Despite treatment, hepatitis B surface antigen (HBsAg) persists in patients with chronic hepatitis B (CHB), suggesting the likely presence of the virus in the body. CD8 T cell responses are essential for managing viral replication, but their effect on HBsAg levels remains unclear. We studied the traits of activated CD8 T cells and HBV-specific CD8 T cells in the blood of CHB patients undergoing nucleos(t)ide analog (NUC) therapy. For the transcriptome profiling of activated CD8 T cells in peripheral blood mononuclear cells (PBMCs), CD69 CD8 T cells were sorted from six donors, and single-cell RNA sequencing (scRNA-seq) analysis was performed. To detect HBV-specific CD8 T cells, we stimulated PBMCs from 26 donors with overlapping peptides covering the HBs, HBcore, and HBpol regions of genotype A/B/C viruses, cultured for 10 days, and analyzed via multicolor flow cytometry. scRNA-seq data revealed that CD8 T cell clusters harboring the transcripts involved in the cytolytic functions were frequently observed in donors with high HBsAg levels.
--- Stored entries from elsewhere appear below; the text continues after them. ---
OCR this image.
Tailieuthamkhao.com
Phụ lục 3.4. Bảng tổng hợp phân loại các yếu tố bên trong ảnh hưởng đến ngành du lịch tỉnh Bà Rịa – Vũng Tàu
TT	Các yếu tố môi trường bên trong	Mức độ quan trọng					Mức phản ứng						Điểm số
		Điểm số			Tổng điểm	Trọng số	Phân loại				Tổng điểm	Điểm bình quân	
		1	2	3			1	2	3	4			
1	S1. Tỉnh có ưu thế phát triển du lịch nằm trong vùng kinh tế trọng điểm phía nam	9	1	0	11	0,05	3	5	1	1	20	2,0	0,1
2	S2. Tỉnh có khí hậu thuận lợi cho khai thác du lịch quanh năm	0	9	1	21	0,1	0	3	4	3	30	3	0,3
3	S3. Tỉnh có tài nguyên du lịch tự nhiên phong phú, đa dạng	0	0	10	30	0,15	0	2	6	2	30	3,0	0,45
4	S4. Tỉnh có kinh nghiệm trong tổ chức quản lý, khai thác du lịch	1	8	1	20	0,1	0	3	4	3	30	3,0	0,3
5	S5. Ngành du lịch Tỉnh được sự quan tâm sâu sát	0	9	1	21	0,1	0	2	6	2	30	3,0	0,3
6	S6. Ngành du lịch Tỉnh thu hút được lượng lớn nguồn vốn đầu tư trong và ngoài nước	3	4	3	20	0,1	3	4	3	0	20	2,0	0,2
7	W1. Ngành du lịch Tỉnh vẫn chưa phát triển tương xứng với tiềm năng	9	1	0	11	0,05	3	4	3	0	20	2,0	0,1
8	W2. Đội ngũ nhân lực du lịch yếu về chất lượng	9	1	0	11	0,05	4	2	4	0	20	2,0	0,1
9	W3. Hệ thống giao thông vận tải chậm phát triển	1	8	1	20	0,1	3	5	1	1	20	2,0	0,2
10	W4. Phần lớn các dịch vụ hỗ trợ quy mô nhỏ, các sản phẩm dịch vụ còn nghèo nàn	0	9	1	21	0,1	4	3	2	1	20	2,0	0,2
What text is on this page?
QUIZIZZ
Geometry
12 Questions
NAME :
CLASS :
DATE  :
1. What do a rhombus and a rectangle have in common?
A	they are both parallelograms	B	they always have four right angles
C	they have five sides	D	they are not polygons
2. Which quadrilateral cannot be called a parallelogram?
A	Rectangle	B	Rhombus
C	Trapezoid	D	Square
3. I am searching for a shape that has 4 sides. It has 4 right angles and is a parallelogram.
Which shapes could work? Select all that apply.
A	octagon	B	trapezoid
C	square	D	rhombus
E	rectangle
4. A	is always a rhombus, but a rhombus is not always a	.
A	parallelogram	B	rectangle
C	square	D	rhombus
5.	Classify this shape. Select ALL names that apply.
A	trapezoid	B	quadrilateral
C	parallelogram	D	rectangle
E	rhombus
Polyfunctional analysis of HBV-specific CD8 T cells utilized by IFN-γ/TNFα/CD107A/CD137 revealed that HBcore-specific cells exhibited greater polyfunctionality, suggesting that the quality of HBV-specific CD8 T cells varies among antigens. Moreover, a subset of HBcore-specific CD8 T cells with lower cytolytic potential was inversely correlated with HBsAg level. Our results revealed a stimulant-dependent qualitative difference in HBV-specific CD8 T cells in patients with CHB undergoing NUC therapy. Hence, the induction of HBcore-specific CD8 T cells with lower cytolytic potential could be a new target for reducing HBsAg levels.